The Government calls it "voluntary proactive engagement", but beneficiary advocates have a different view.
"This punitive change to welfare law is an attack on the underlying principle that welfare is the provision of assistance to all New Zealanders in their time of need," says Kay Brereton, advocacy coordinator at the Wellington People's Centre.
"The changes add sole parents with their youngest child older than six, to the 60,000-plus unemployed who face sanctions on their benefits if Work and Income doesn't think they are trying hard enough to find jobs."
Around 4500 parents have been selected as guinea pigs, and will be the first called up to discuss their circumstances with WINZ case managers.

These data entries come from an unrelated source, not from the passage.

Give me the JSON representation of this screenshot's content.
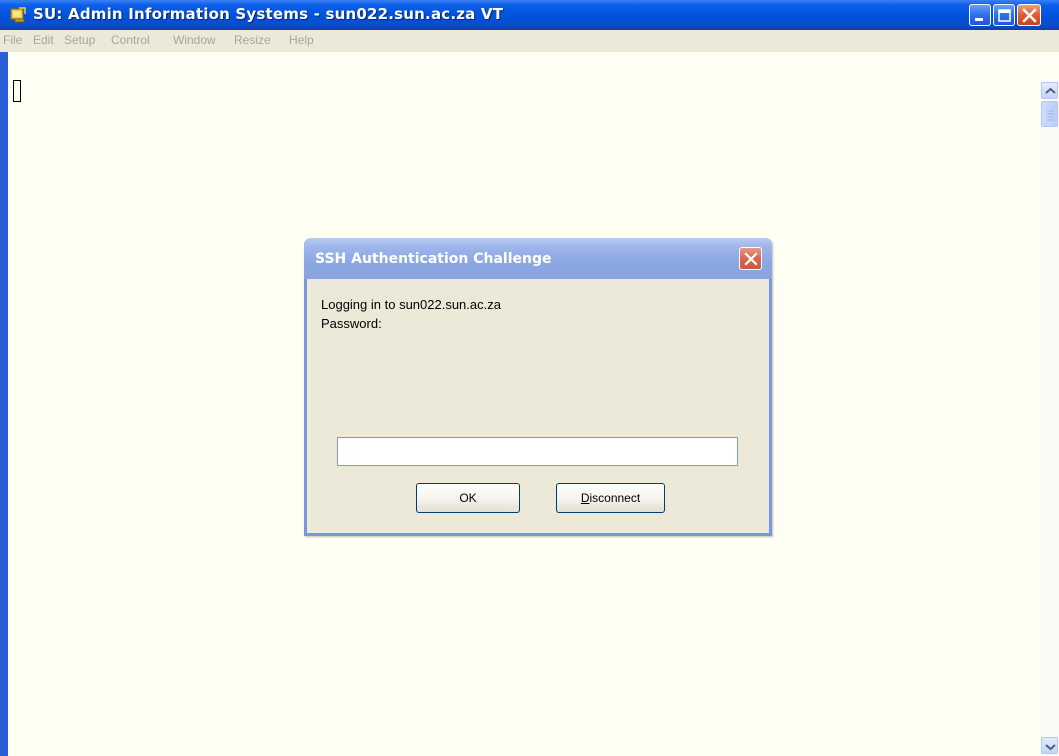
{
  "window": {
    "title": "SU: Admin Information Systems - sun022.sun.ac.za VT"
  },
  "menu": {
    "items": [
      "File",
      "Edit",
      "Setup",
      "Control",
      "Window",
      "Resize",
      "Help"
    ]
  },
  "dialog": {
    "title": "SSH Authentication Challenge",
    "message_line1": "Logging in to sun022.sun.ac.za",
    "message_line2": "Password:",
    "password_value": "",
    "ok_label": "OK",
    "disconnect_label": "Disconnect"
  },
  "colors": {
    "titlebar": "#0052dc",
    "terminal_bg": "#fffff4",
    "dialog_bg": "#ece9d8",
    "dialog_title": "#8ba7e3"
  },
  "icons": {
    "app": "terminal-app-icon",
    "minimize": "minimize-icon",
    "maximize": "maximize-icon",
    "close": "close-icon",
    "dialog_close": "close-icon",
    "scroll_up": "chevron-up-icon",
    "scroll_down": "chevron-down-icon"
  }
}
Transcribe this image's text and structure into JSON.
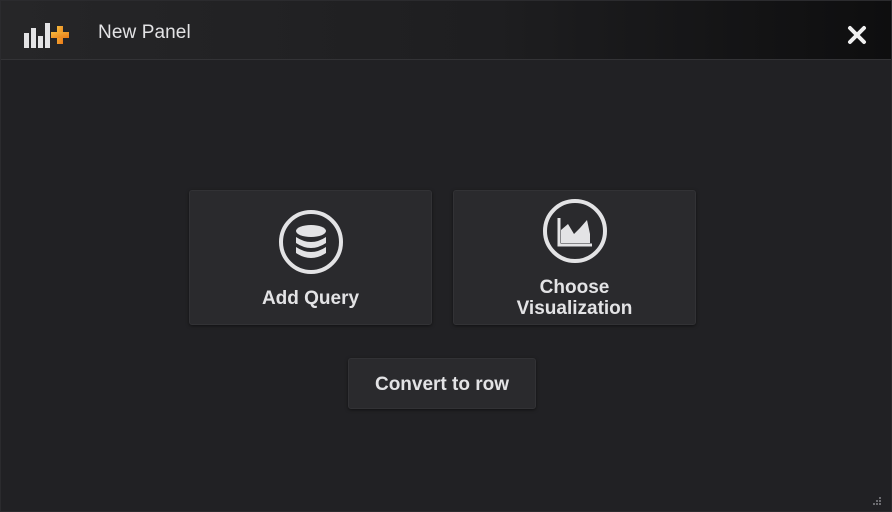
{
  "header": {
    "title": "New Panel",
    "icon": "add-panel-icon",
    "close_icon": "close-icon"
  },
  "actions": {
    "add_query": {
      "label": "Add Query",
      "icon": "database-icon"
    },
    "choose_visualization": {
      "label_line1": "Choose",
      "label_line2": "Visualization",
      "icon": "area-chart-icon"
    },
    "convert_to_row": {
      "label": "Convert to row"
    }
  },
  "colors": {
    "background": "#212124",
    "card": "#2a2a2d",
    "text": "#e3e3e5",
    "accent_orange": "#eb7b18",
    "accent_yellow": "#f5b93e"
  }
}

Originally the new law was only going to be enforced in areas deemed to have jobs available, but this is no longer the case.
"We are working with these clients across the whole country," WINZ spokeswoman Zoe Griffiths told the New Zealand Herald.
"It's a big change, and for some people it will be scary," says Social Development Minister Paula Bennett, who herself was once received the DPB. "But I do not accept this is a reason not to do it."